Abstract. In our study we investigated hemispherical phospholipid bilayer membranes and phospholipid vesicles made from hexadecaprenyl monophosphate (C80-P), dioleoylphosphatidylocholine (DOPC) and their mixtures by voltammetric and transmission electron microscopy (TEM) techniques. The current-voltage characteristics, the membrane conductance-temperature relationships and the membrane breakdown voltage have been measured for different mixtures of C80-P/DOPC. The membrane hydrophobic thickness and the activation energy of ion migration across the membrane have been determined. Hexadecaprenyl monophosphate decreased in comparison with DOPC bilayers, the membrane conductance, increased the activation energy and the membrane breakdown voltage for the various value of C80-P/DOPC mole ratio, respectively. The TEM micrographs of C80-P, DOPC and C80-P/DOPC lipid vesicles showed several characteristic structures, which have been described.

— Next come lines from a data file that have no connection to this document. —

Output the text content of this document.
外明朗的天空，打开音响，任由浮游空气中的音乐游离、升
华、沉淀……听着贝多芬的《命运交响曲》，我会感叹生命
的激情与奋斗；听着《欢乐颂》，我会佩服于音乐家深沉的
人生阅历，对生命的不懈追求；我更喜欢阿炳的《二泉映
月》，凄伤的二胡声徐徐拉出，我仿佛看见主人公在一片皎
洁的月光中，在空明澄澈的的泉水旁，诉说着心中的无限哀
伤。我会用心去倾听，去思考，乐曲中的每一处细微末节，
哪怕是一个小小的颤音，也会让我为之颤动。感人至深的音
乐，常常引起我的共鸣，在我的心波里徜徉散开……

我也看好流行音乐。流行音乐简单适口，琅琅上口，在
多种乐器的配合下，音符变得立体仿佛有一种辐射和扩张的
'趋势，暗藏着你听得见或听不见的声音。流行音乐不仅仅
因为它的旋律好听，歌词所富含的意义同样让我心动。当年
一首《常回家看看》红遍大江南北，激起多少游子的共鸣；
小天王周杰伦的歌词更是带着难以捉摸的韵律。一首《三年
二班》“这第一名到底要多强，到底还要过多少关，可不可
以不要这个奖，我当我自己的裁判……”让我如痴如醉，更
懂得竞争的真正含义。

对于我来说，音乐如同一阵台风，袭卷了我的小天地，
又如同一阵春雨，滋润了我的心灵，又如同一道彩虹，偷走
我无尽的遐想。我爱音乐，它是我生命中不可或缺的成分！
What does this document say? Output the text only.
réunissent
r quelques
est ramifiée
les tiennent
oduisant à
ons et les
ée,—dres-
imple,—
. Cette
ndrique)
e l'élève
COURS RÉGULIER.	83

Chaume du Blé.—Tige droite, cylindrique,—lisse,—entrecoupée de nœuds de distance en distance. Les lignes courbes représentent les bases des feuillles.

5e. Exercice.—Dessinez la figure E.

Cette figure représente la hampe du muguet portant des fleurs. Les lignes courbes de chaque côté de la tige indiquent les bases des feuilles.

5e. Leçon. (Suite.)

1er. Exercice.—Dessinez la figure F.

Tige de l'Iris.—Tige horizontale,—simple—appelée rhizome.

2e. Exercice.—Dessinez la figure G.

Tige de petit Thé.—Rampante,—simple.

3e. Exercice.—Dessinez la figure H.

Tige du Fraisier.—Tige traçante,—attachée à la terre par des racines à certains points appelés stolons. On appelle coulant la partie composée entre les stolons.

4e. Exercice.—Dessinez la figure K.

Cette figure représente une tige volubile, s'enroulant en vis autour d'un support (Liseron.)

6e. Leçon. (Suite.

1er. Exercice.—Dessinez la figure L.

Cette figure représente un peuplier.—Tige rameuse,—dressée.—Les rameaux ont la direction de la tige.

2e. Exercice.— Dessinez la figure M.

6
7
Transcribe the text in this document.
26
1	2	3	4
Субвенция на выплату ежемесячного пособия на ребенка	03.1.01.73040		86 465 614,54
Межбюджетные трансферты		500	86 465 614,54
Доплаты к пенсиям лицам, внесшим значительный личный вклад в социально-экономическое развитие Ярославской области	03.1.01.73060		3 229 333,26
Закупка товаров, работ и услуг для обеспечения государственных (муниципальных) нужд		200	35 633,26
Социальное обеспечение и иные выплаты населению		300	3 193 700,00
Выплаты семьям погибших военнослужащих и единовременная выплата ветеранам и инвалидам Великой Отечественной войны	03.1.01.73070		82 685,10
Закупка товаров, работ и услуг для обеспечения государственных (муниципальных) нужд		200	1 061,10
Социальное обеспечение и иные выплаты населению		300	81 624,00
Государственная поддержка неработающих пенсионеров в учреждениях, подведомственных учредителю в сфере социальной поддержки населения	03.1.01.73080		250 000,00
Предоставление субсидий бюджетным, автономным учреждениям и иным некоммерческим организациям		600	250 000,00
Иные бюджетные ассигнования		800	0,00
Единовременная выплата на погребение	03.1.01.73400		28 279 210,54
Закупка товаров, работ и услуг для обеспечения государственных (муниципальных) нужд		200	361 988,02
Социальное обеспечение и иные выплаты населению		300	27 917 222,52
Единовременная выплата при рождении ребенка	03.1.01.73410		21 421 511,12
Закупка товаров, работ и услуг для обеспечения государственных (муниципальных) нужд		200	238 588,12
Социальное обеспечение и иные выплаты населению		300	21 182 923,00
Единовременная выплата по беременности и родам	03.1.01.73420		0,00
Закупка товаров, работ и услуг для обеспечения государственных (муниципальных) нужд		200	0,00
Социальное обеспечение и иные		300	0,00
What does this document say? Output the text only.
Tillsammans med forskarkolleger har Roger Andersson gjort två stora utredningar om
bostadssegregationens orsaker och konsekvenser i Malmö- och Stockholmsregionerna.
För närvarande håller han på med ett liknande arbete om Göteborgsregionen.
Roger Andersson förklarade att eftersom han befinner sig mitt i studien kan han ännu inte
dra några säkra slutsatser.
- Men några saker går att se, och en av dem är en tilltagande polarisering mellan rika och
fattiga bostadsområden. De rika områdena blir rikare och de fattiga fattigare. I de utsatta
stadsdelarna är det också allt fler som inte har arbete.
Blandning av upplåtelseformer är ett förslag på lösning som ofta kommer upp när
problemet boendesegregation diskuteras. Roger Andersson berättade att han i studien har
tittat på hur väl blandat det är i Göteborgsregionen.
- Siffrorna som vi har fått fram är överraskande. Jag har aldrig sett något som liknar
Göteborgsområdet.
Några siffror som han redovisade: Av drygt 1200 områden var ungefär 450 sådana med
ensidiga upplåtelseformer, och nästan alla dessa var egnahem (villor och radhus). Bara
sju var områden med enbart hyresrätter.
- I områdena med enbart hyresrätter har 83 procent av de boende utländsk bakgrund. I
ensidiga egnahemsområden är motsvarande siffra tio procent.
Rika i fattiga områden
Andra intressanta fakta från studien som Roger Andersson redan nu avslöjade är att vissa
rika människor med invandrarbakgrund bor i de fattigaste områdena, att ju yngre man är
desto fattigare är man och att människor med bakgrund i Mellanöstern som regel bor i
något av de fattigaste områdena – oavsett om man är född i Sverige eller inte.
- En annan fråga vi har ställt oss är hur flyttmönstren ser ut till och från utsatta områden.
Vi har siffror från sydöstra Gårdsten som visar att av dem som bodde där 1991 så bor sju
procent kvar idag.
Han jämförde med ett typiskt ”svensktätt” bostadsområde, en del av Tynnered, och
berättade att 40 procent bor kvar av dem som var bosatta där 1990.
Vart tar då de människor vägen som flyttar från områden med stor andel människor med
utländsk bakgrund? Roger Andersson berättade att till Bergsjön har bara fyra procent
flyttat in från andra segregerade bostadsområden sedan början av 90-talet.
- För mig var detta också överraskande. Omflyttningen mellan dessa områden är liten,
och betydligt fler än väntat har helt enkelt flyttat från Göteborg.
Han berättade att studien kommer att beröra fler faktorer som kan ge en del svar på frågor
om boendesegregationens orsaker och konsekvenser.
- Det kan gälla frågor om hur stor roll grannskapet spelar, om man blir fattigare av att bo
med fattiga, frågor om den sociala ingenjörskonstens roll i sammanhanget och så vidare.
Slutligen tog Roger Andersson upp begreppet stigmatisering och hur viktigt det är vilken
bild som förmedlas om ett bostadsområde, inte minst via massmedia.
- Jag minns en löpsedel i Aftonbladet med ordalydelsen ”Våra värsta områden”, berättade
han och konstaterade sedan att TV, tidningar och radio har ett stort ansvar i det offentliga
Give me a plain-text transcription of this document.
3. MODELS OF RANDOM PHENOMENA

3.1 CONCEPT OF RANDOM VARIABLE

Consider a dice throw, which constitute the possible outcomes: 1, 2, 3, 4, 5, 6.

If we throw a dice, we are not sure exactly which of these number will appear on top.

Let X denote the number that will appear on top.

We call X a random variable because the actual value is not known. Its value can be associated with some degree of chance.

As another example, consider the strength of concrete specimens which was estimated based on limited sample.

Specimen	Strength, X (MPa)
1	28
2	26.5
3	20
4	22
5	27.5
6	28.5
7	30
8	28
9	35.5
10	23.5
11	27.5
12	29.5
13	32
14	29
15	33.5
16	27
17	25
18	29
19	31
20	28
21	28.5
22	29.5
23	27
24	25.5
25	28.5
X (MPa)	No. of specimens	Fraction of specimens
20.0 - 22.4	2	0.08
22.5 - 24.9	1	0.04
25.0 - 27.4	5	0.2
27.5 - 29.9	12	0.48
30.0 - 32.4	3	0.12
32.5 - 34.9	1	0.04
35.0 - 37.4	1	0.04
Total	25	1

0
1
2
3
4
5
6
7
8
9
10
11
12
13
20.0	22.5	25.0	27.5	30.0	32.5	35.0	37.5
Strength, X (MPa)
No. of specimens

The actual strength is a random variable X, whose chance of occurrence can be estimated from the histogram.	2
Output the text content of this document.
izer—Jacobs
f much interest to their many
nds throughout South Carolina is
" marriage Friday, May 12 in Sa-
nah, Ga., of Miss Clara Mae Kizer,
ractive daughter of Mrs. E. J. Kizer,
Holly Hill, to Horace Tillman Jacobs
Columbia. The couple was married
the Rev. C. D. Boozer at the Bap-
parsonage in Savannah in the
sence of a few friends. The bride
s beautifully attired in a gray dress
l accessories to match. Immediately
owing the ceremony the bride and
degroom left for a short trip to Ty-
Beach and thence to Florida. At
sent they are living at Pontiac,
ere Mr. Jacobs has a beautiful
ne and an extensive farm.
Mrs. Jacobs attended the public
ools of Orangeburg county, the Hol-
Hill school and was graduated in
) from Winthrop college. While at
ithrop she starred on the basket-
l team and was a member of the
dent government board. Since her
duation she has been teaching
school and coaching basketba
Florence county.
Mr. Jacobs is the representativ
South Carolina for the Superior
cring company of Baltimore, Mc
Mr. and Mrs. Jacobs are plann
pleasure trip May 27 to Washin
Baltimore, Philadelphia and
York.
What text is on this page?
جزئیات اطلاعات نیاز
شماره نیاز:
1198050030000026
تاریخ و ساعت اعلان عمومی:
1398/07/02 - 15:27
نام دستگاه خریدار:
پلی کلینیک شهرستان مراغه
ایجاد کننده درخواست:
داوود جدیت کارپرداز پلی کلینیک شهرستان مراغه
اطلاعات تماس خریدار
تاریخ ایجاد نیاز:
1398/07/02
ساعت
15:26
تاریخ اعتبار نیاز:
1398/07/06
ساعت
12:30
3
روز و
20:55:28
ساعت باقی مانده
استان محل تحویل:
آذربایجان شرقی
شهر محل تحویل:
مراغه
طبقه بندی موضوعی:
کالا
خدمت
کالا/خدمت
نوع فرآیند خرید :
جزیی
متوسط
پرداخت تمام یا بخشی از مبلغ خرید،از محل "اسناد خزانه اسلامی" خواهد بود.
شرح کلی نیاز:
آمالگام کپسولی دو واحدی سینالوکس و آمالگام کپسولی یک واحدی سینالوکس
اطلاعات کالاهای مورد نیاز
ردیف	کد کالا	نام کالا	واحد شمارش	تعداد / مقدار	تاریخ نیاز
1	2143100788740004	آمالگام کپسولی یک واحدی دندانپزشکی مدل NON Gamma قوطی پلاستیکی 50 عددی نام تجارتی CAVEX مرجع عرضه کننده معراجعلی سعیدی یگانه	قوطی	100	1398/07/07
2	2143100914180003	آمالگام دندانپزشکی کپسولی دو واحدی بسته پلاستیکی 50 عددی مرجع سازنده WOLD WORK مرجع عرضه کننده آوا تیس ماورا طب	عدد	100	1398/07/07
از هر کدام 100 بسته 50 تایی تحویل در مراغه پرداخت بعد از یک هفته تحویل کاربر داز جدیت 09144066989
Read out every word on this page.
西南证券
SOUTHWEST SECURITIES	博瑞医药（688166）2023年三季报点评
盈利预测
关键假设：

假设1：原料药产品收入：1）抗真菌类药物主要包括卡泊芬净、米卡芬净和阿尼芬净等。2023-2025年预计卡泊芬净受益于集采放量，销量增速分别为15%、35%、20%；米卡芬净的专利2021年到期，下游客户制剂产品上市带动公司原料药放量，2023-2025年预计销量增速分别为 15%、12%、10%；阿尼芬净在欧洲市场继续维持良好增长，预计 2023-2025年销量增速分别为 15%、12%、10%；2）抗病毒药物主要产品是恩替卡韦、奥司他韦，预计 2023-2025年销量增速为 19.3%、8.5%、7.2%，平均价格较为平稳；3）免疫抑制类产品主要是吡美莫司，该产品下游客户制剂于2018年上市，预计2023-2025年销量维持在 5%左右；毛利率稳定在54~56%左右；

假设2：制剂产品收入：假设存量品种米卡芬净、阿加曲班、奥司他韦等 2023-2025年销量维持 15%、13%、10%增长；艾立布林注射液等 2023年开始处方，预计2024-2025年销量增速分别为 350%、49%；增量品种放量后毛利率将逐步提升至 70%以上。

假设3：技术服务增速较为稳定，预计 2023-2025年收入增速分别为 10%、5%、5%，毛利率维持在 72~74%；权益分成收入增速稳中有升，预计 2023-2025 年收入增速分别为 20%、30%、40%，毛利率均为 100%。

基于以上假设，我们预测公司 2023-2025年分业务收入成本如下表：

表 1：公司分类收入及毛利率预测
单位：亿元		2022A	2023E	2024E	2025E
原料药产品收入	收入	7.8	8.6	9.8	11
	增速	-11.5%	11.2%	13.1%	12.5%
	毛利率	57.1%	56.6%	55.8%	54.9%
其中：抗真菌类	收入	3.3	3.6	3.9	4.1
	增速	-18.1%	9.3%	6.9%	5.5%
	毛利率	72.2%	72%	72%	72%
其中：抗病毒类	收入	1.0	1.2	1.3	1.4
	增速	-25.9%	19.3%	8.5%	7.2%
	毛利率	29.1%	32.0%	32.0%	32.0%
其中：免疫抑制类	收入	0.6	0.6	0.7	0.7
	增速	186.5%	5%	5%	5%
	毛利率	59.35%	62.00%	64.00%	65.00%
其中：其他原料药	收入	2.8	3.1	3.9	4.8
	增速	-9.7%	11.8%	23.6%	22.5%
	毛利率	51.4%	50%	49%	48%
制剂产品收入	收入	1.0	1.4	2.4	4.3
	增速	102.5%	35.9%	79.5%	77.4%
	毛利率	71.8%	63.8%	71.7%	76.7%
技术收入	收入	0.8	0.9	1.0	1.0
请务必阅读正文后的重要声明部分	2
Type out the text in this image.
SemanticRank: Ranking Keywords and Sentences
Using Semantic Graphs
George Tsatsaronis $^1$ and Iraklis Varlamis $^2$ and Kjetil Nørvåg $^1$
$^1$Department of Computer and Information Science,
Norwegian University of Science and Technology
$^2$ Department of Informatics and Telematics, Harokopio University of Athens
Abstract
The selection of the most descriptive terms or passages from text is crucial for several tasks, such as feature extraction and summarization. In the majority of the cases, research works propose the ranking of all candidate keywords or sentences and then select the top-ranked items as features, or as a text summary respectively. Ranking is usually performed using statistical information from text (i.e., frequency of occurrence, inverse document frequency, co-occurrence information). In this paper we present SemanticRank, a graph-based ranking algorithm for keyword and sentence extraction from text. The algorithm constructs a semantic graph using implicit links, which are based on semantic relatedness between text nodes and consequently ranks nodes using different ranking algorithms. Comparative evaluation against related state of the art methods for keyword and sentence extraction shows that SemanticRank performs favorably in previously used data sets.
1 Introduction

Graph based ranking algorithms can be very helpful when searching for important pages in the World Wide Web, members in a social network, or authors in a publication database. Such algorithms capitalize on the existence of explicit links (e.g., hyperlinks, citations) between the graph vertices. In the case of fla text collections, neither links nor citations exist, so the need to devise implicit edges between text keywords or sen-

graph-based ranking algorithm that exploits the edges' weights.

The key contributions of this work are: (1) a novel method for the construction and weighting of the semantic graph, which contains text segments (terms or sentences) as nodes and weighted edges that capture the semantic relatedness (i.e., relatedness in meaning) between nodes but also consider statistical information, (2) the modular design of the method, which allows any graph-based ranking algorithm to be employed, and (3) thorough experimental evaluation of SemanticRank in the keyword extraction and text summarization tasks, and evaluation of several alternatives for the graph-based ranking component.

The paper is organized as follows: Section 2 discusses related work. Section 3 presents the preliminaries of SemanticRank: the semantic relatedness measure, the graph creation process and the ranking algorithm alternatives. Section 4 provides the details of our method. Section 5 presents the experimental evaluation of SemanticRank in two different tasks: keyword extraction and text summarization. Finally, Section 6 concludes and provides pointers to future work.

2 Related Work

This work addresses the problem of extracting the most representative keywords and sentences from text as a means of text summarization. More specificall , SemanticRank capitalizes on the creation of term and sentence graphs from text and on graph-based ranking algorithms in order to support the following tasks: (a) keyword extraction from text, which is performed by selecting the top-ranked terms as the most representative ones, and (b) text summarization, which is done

The data indicate that hexadecaprenyl monophosphate modulates the surface curvature of the membranes by the formation of aggregates in liquid-crystalline phospholipid membranes. We suggest that the dynamics and conformation of hexadecaprenyl monophosphate in membranes depend on the transmembrane electrical potential. The electron micrographs indicate that polyprenyl monophosphates with single isoprenyl chains form lipid vesicular bilayers. The thickness of the bilayer, evaluated from the micrographs, was 11 ± 1 nm. This property creates possibility of forming primitive bilayer lipid membranes by long single-chain polyprenyl phosphates in abiotic conditions. It can be the next step in understanding the origin of protocells.

Comparison of the influence of the polyprenol structure on model membranes

Abstract Polyprenols have been found in many bacterial and plant membrane fractions. Long-chain polyprenols with 12–100 isoprene residues have been isolated from the green leaves of Spermatophtyta. The pattern of polyprenols is species-specific. Polyprenyl phosphates are obligatory intermediates in the biosynthesis of sugar polymers and formation of glycoproteins. Model membranes (BLM and liposomes) made from phospholipid and polyprenols with different number of isoprene residues were investigated in the present study. The electrical (the membrane breakdown voltage and the membrane capacitance) and mechanical properties (the membrane hydrophobic thickness and membrane Youngs modulus) of model membranes were measured by the voltammetric technique. The vesicle morphology was analysed by TEM. Polyprenols change studied parameters of membranes appear to increase the fluidity of phospholipid bilayers and destabilize membranes. This effect depends on the number of isoprene units in the polyprenol molecule. The micrographs show that lipid vesicles prepared from PC are regular whereas lipid vesicles prepared from prenol/ phospholipid, besides regular structures, form several irregular characteristic structures. The results can be regarded as the evidence that lipids may directly influence the activity of biological membranes by changing their fluid-crystalline properties. Some functions of polyprenols in bilayers are connected with modification of some properties of the membranes.